"Not yet, pappy; be patient just a little while longer and you shall know all there is to tell. I'm leaving you with a clear conscience to say to any one who asks that you don't know."

Caleb had struggled up out of his chair, and now he laid a hand on his son's shoulder.

"I ain't askin', Buddy," he said, with a tremulous quaver in his voice; "I ain't askin' a livin' thing. I'm just a-hopin'—hopin' I'll wake up bime-by and find it's on'y a bad dream." Then, with sudden and agonizing emphasis: "My God, son! they been butcherin' one 'nother down yonder for four long weeks!"

"I can't help that!" was the savage response. "It's a battle to the death, and the smoke of it has got into my blood. If I believed in God, as I used to once, I'd be down on my knees to Him this minute, asking Him to let me live long enough to see these two hypocritical thieves,—thugs,—sandbaggers,—hit the bottom!"

He turned away, walked to the north end of the veranda, where the flare of the rekindled furnace was redly visible over the knolls, and presently came back.

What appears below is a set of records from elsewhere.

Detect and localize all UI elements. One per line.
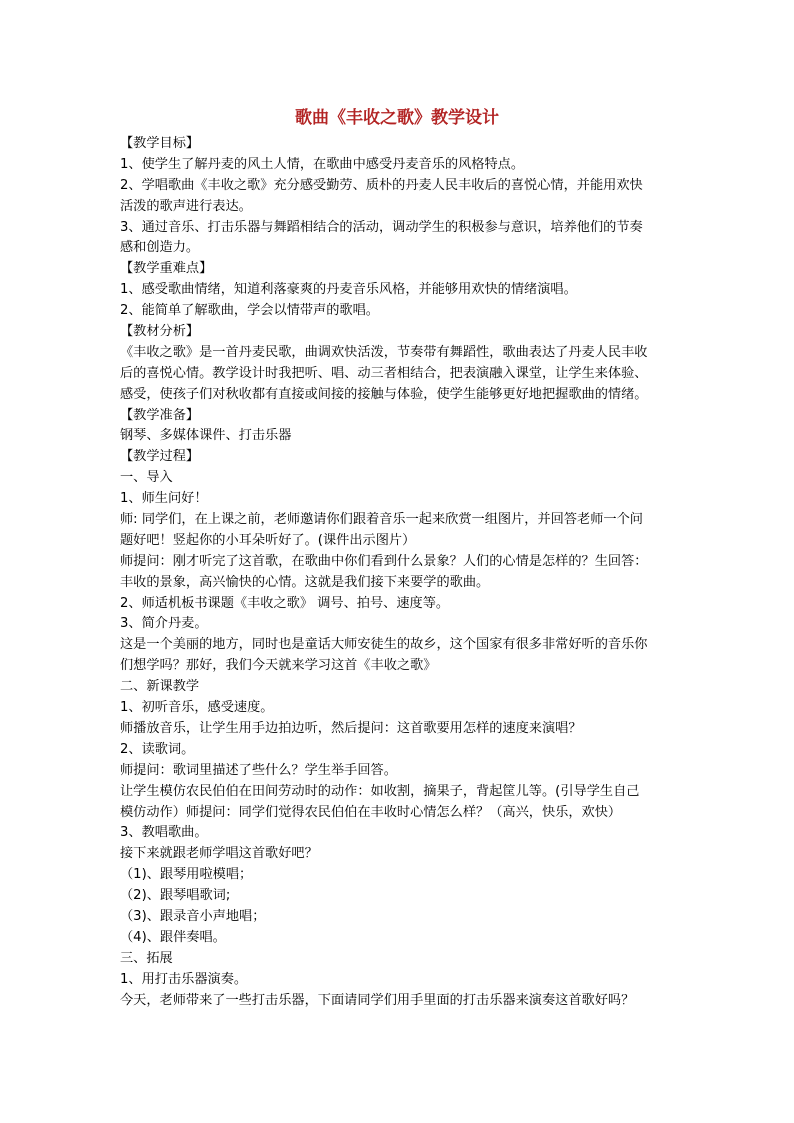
text-line: 后的喜悦心情。教学设计时我把听、唱、动三者相结合，把表演融入课堂，让学生来体验、 (120, 365, 648, 381)
section-heading-process: 【教学过程】 (120, 449, 200, 465)
document-title: 歌曲《丰收之歌》教学设计 (295, 108, 499, 128)
text-line: 1、用打击乐器演奏。 (120, 971, 248, 987)
list-item: （1)、跟琴用啦模唱； (120, 867, 253, 883)
text-line: 接下来就跟老师学唱这首歌好吧？ (120, 846, 318, 862)
text-line: 师提问：刚才听完了这首歌，在歌曲中你们看到什么景象？人们的心情是怎样的？生回答： (120, 553, 648, 569)
text-line: 1、师生问好！ (120, 491, 208, 507)
text-line: 3、简介丹麦。 (120, 616, 208, 632)
section-heading-objectives: 【教学目标】 (120, 136, 200, 151)
list-item: （3)、跟录音小声地唱； (120, 908, 266, 924)
text-line: 师提问：歌词里描述了些什么？学生举手回答。 (120, 762, 397, 778)
section-heading-key-points: 【教学重难点】 (120, 261, 213, 277)
text-line: 2、能简单了解歌曲，学会以情带声的歌唱。 (120, 303, 379, 319)
subheading-intro: 一、导入 (120, 470, 173, 486)
text-line: 师: 同学们，在上课之前，老师邀请你们跟着音乐一起来欣赏一组图片，并回答老师一个问 (120, 512, 643, 528)
text-line: 3、通过音乐、打击乐器与舞蹈相结合的活动，调动学生的积极参与意识，培养他们的节奏 (120, 219, 643, 235)
text-line: 们想学吗？那好，我们今天就来学习这首《丰收之歌》 (120, 658, 437, 674)
section-heading-material-analysis: 【教材分析】 (120, 324, 200, 340)
text-line: 钢琴、多媒体课件、打击乐器 (120, 428, 292, 444)
list-item: （2)、跟琴唱歌词; (120, 888, 231, 904)
text-line: 今天，老师带来了一些打击乐器，下面请同学们用手里面的打击乐器来演奏这首歌好吗？ (120, 992, 635, 1008)
text-line: 感受，使孩子们对秋收都有直接或间接的接触与体验，使学生能够更好地把握歌曲的情绪。 (120, 386, 648, 402)
document-body (120, 134, 680, 1011)
text-line: 2、读歌词。 (120, 741, 195, 757)
text-line: 感和创造力。 (120, 240, 200, 256)
text-line: 1、使学生了解丹麦的风土人情，在歌曲中感受丹麦音乐的风格特点。 (120, 156, 525, 172)
text-line: 让学生模仿农民伯伯在田间劳动时的动作：如收割，摘果子，背起筐儿等。(引导学生自己 (120, 783, 640, 799)
section-heading-preparation: 【教学准备】 (120, 407, 200, 423)
text-line: 3、教唱歌曲。 (120, 825, 208, 841)
text-line: 模仿动作）师提问：同学们觉得农民伯伯在丰收时心情怎么样？（高兴，快乐，欢快） (120, 804, 622, 820)
text-line: 丰收的景象，高兴愉快的心情。这就是我们接下来要学的歌曲。 (120, 574, 490, 590)
text-line: 活泼的歌声进行表达。 (120, 198, 252, 214)
text-line: 这是一个美丽的地方，同时也是童话大师安徒生的故乡，这个国家有很多非常好听的音乐你 (120, 637, 648, 653)
text-line: 题好吧！竖起你的小耳朵听好了。(课件出示图片） (120, 532, 416, 548)
list-item: （4)、跟伴奏唱。 (120, 929, 226, 945)
text-line: 师播放音乐，让学生用手边拍边听，然后提问：这首歌要用怎样的速度来演唱？ (120, 720, 582, 736)
subheading-new-lesson: 二、新课教学 (120, 679, 200, 695)
text-line: 1、感受歌曲情绪，知道利落豪爽的丹麦音乐风格，并能够用欢快的情绪演唱。 (120, 282, 577, 298)
text-line: 2、师适机板书课题《丰收之歌》 调号、拍号、速度等。 (120, 595, 450, 611)
text-line: 2、学唱歌曲《丰收之歌》充分感受勤劳、质朴的丹麦人民丰收后的喜悦心情，并能用欢快 (120, 177, 643, 193)
subheading-extension: 三、拓展 (120, 950, 173, 966)
text-line: 1、初听音乐，感受速度。 (120, 700, 274, 716)
text-line: 《丰收之歌》是一首丹麦民歌，曲调欢快活泼，节奏带有舞蹈性，歌曲表达了丹麦人民丰收 (120, 344, 648, 360)
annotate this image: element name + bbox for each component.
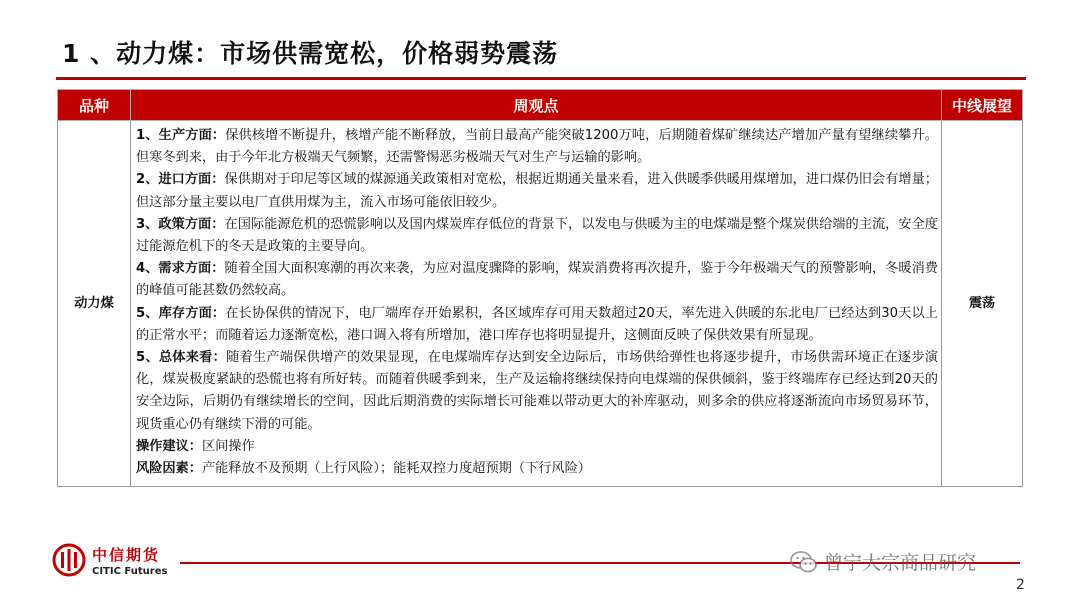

"I said you should know after a little: you may as well know now. I planned this thing; I set out to break them; and, as it happened, I wasn't a moment too soon. In another week you and Major Dabney would have had a chance to sell out for little or nothing, or lose it all. Farley had it fixed to be swallowed by the trust, and this is how it was to be done. Farley stipulated that the stock transaction should figure as a forced sale at next to nothing, in which all the stock-holders should participate, and that the remainder of the purchase price, which would have been a fair figure for all the stock, should be paid to him and his son individually as a bonus!"

The old iron-master groaned. In spite of the hard teaching of all the years, he would have clung to some poor shadow of belief in Duxbury Farley if he could have done so.

"That's all," Tom went on stridently: "all but the turning of the trick that put them in the hole they were digging for you and the Major. Vint Farley had no notion of letting Ardea bring her money into the family of her own free will: he planned to rob her first and marry her afterward. Now, by God, I'm going down to tell them both what they're up against! Don't sit up for me."

He had taken a dozen strides down the graveled path when he saw some one coming hurriedly across the lawns from Deer Trace, and heard a voice—the voice of the woman he loved—calling to him softly in the stillness:

"Tom! O Tom!" it said, "please wait—just one minute!"